Der Atem – Wunder des Lebens

„Atem ist eine führende Kraft in uns,

Atem ist Urgrund und Rhythmus des Lebens,

Atem – ein Weg zum Sein!“ 

Prof. Ilse Middendorf

Wie viele Atemzüge pro Tag machen Sie eigentlich? Das wissen Sie nicht? Nun, dann ergeht es Ihnen wie den meisten von uns: Wir atmen unbewusst und machen uns über unseren Atem keinerlei Gedanken. Zumindest nicht, solange wir vital und in einer gesundheitlich guten Verfassung sind. Meist erst dann, wenn wir mit Krankheit oder gar Tod konfrontiert werden, tritt die Erkenntnis in unser Bewusstsein, daß das Leben  untrennbar mit dem Atem verbunden ist: ATEM bedeutet LEBEN! 

Dabei wussten bereits alle alten Hochkulturen um die Heilkraft des Atems und seine ungeheuere Bedeutung für den Menschen.
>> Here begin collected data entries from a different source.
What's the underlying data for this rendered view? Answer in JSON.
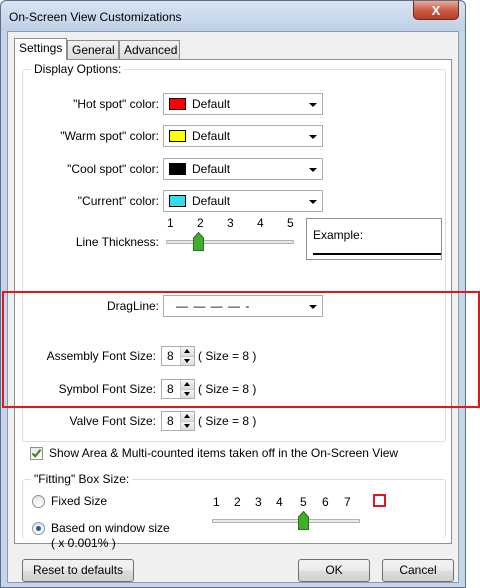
{
  "window": {
    "title": "On-Screen View Customizations",
    "close_glyph": "X"
  },
  "tabs": [
    {
      "label": "Settings",
      "active": true
    },
    {
      "label": "General",
      "active": false
    },
    {
      "label": "Advanced",
      "active": false
    }
  ],
  "display_options": {
    "title": "Display Options:",
    "hot_spot": {
      "label": "\"Hot spot\" color:",
      "value": "Default",
      "color": "#ff0000"
    },
    "warm_spot": {
      "label": "\"Warm spot\" color:",
      "value": "Default",
      "color": "#ffff00"
    },
    "cool_spot": {
      "label": "\"Cool spot\" color:",
      "value": "Default",
      "color": "#000000"
    },
    "current": {
      "label": "\"Current\" color:",
      "value": "Default",
      "color": "#33ddee"
    },
    "line_thickness": {
      "label": "Line Thickness:",
      "ticks": [
        "1",
        "2",
        "3",
        "4",
        "5"
      ],
      "value": 2,
      "example_label": "Example:"
    },
    "dragline": {
      "label": "DragLine:",
      "value": "— — — — -"
    }
  },
  "fonts": {
    "assembly": {
      "label": "Assembly Font Size:",
      "value": "8",
      "note": "( Size = 8 )"
    },
    "symbol": {
      "label": "Symbol Font Size:",
      "value": "8",
      "note": "( Size = 8 )"
    },
    "valve": {
      "label": "Valve Font Size:",
      "value": "8",
      "note": "( Size = 8 )"
    }
  },
  "show_area_checkbox": {
    "label": "Show Area & Multi-counted items taken off in the On-Screen View",
    "checked": true
  },
  "fitting_box": {
    "title": "\"Fitting\" Box Size:",
    "fixed_size_label": "Fixed Size",
    "window_size_label": "Based on window size",
    "window_size_sub": "( x 0.001% )",
    "selected": "window_size",
    "ticks": [
      "1",
      "2",
      "3",
      "4",
      "5",
      "6",
      "7"
    ],
    "value": 5,
    "preview_color": "#e0171c"
  },
  "buttons": {
    "reset": "Reset to defaults",
    "ok": "OK",
    "cancel": "Cancel"
  },
  "colors": {
    "highlight": "#e0171c",
    "check": "#3d7a18",
    "thumb": "#3fae2a"
  }
}
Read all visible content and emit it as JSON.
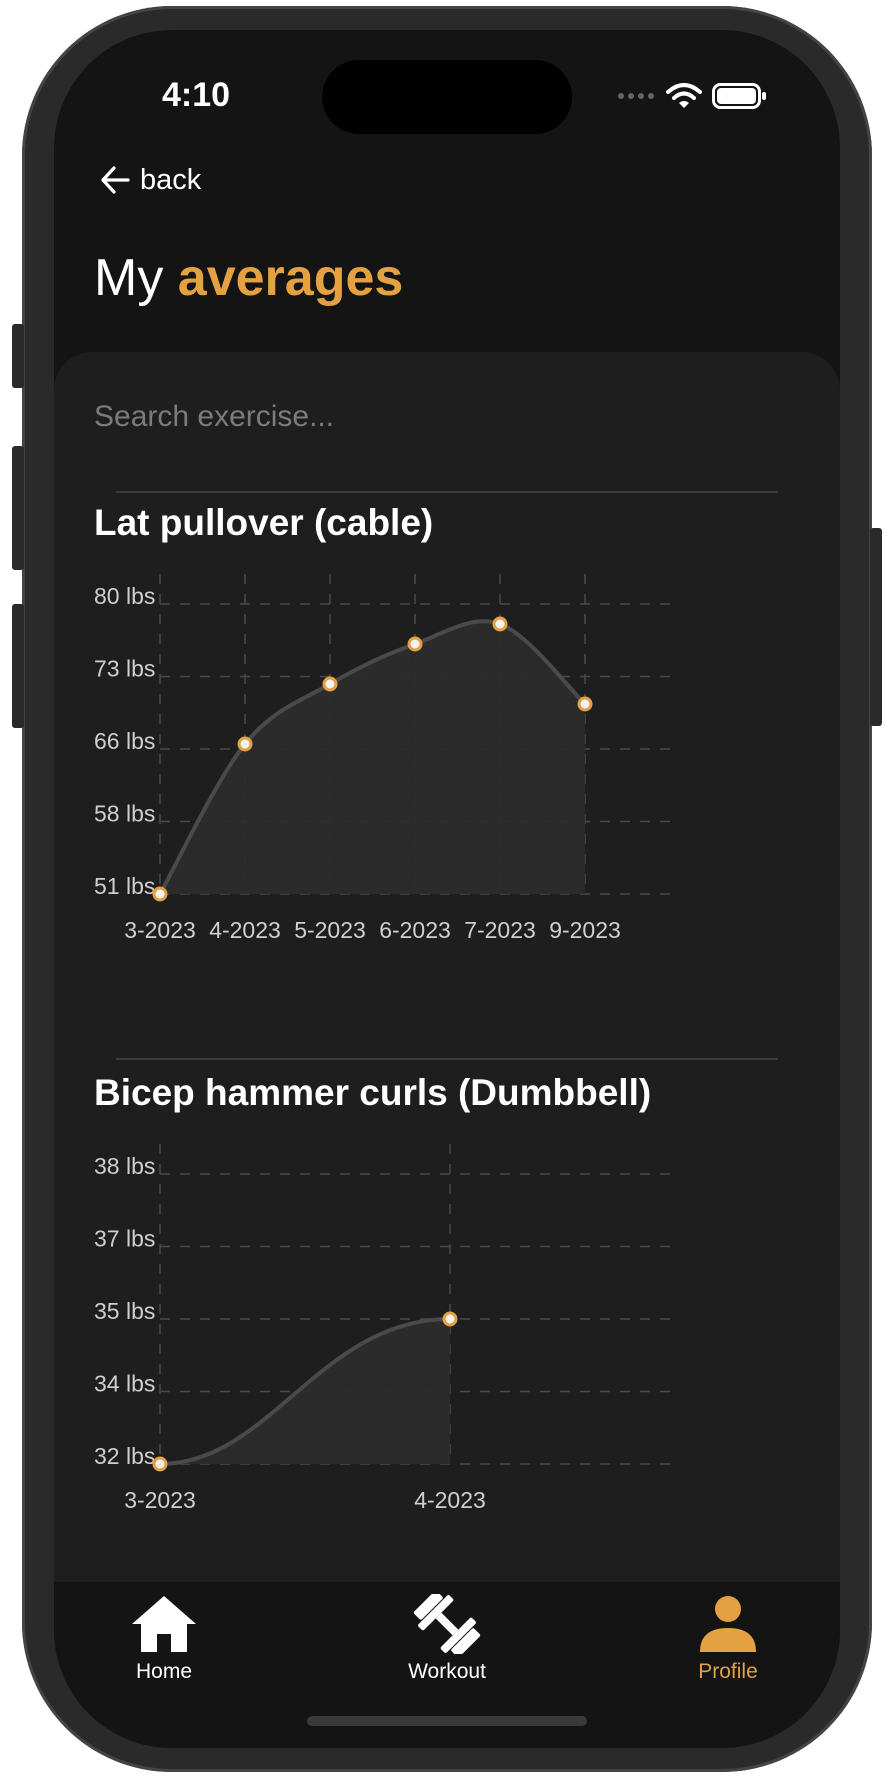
{
  "status": {
    "time": "4:10"
  },
  "nav": {
    "back_label": "back"
  },
  "page": {
    "title_plain": "My",
    "title_accent": "averages"
  },
  "search": {
    "placeholder": "Search exercise..."
  },
  "colors": {
    "accent": "#E3A141",
    "background": "#141414",
    "card": "#1e1e1e",
    "line": "#4a4a4a",
    "area": "#2c2c2c"
  },
  "charts": [
    {
      "title": "Lat pullover (cable)",
      "chart_data": {
        "type": "area",
        "title": "Lat pullover (cable)",
        "categories": [
          "3-2023",
          "4-2023",
          "5-2023",
          "6-2023",
          "7-2023",
          "9-2023"
        ],
        "values": [
          51,
          66,
          72,
          76,
          78,
          70
        ],
        "y_ticks": [
          "80 lbs",
          "73 lbs",
          "66 lbs",
          "58 lbs",
          "51 lbs"
        ],
        "ylim": [
          51,
          80
        ],
        "grid": true
      }
    },
    {
      "title": "Bicep hammer curls (Dumbbell)",
      "chart_data": {
        "type": "area",
        "title": "Bicep hammer curls (Dumbbell)",
        "categories": [
          "3-2023",
          "4-2023"
        ],
        "values": [
          32,
          35
        ],
        "y_ticks": [
          "38 lbs",
          "37 lbs",
          "35 lbs",
          "34 lbs",
          "32 lbs"
        ],
        "ylim": [
          32,
          38
        ],
        "grid": true
      }
    }
  ],
  "tabbar": {
    "items": [
      {
        "label": "Home",
        "icon": "home-icon",
        "active": false
      },
      {
        "label": "Workout",
        "icon": "dumbbell-icon",
        "active": false
      },
      {
        "label": "Profile",
        "icon": "person-icon",
        "active": true
      }
    ]
  }
}
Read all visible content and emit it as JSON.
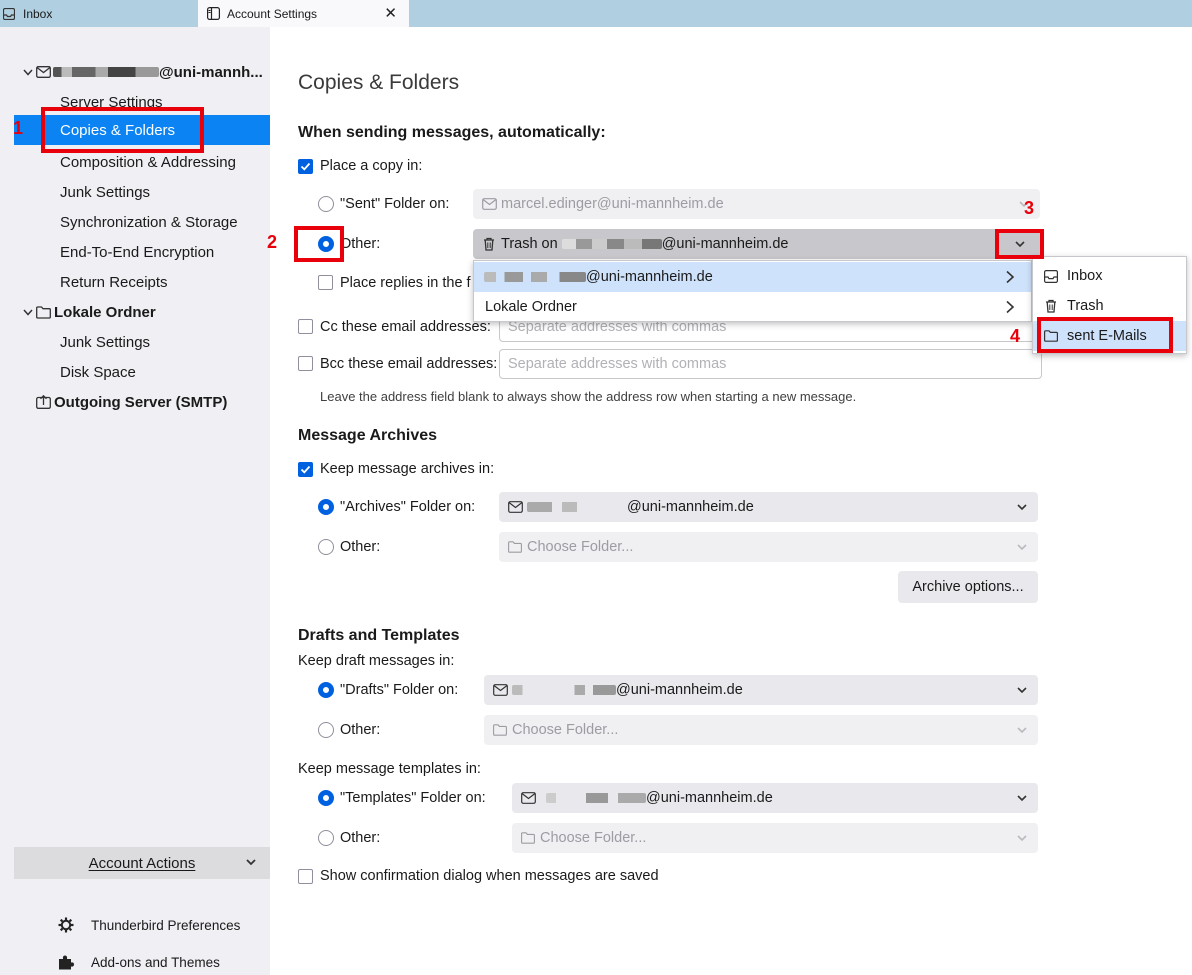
{
  "tabs": [
    {
      "label": "Inbox",
      "icon": "inbox-icon"
    },
    {
      "label": "Account Settings",
      "icon": "settings-page-icon",
      "close": "✕"
    }
  ],
  "sidebar": {
    "account": {
      "suffix": "@uni-mannheim.de",
      "display": "@uni-mannh..."
    },
    "account_items": [
      "Server Settings",
      "Copies & Folders",
      "Composition & Addressing",
      "Junk Settings",
      "Synchronization & Storage",
      "End-To-End Encryption",
      "Return Receipts"
    ],
    "selected": "Copies & Folders",
    "local_folders": {
      "label": "Lokale Ordner",
      "items": [
        "Junk Settings",
        "Disk Space"
      ]
    },
    "smtp": "Outgoing Server (SMTP)",
    "account_actions": "Account Actions",
    "footer": [
      "Thunderbird Preferences",
      "Add-ons and Themes"
    ]
  },
  "page": {
    "title": "Copies & Folders",
    "sending": {
      "heading": "When sending messages, automatically:",
      "place_copy": {
        "label": "Place a copy in:",
        "checked": true
      },
      "sent_folder": {
        "label": "\"Sent\" Folder on:",
        "value": "marcel.edinger@uni-mannheim.de",
        "selected": false
      },
      "other": {
        "label": "Other:",
        "value": "Trash on",
        "value_suffix": "@uni-mannheim.de",
        "selected": true
      },
      "place_replies": {
        "label": "Place replies in the f",
        "checked": false
      },
      "cc": {
        "label": "Cc these email addresses:",
        "placeholder": "Separate addresses with commas",
        "checked": false
      },
      "bcc": {
        "label": "Bcc these email addresses:",
        "placeholder": "Separate addresses with commas",
        "checked": false
      },
      "hint": "Leave the address field blank to always show the address row when starting a new message."
    },
    "archives": {
      "heading": "Message Archives",
      "keep": {
        "label": "Keep message archives in:",
        "checked": true
      },
      "folder_on": {
        "label": "\"Archives\" Folder on:",
        "value": "@uni-mannheim.de",
        "selected": true
      },
      "other": {
        "label": "Other:",
        "value": "Choose Folder...",
        "selected": false
      },
      "options_button": "Archive options..."
    },
    "drafts": {
      "heading": "Drafts and Templates",
      "drafts_label": "Keep draft messages in:",
      "drafts_folder": {
        "label": "\"Drafts\" Folder on:",
        "value": "@uni-mannheim.de",
        "selected": true
      },
      "drafts_other": {
        "label": "Other:",
        "value": "Choose Folder...",
        "selected": false
      },
      "templates_label": "Keep message templates in:",
      "templates_folder": {
        "label": "\"Templates\" Folder on:",
        "value": "@uni-mannheim.de",
        "selected": true
      },
      "templates_other": {
        "label": "Other:",
        "value": "Choose Folder...",
        "selected": false
      },
      "confirm": {
        "label": "Show confirmation dialog when messages are saved",
        "checked": false
      }
    }
  },
  "popup_accounts": [
    {
      "label": "@uni-mannheim.de",
      "highlighted": true
    },
    {
      "label": "Lokale Ordner",
      "highlighted": false
    }
  ],
  "popup_folders": [
    {
      "label": "Inbox",
      "icon": "inbox-icon"
    },
    {
      "label": "Trash",
      "icon": "trash-icon"
    },
    {
      "label": "sent E-Mails",
      "icon": "folder-icon",
      "highlighted": true
    }
  ],
  "annotations": [
    "1",
    "2",
    "3",
    "4"
  ],
  "colors": {
    "accent": "#0061e0",
    "selection": "#0b83f2",
    "annotation": "#e8000b",
    "sidebar_bg": "#f0f0f4",
    "tabbar_bg": "#b0cfe0"
  }
}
Und zwar nicht nur im körperlichen Sinne. Denn wenn der Mensch sich seiner selbst bewusst wird, stellt er sich die Frage „Wer bin ich?“ Und die Suche nach einer Antwort führt unweigerlich zum Atem und danach zu der ihm innewohnenden feinstofflichen Ebene des Seins: dem Ton. 

Ist es Ihnen bewusst, dass Sie mit jedem Atemzug tönen, auch wenn es den Ohren nicht möglich ist, diese feinsten Frequenzen zu hören? 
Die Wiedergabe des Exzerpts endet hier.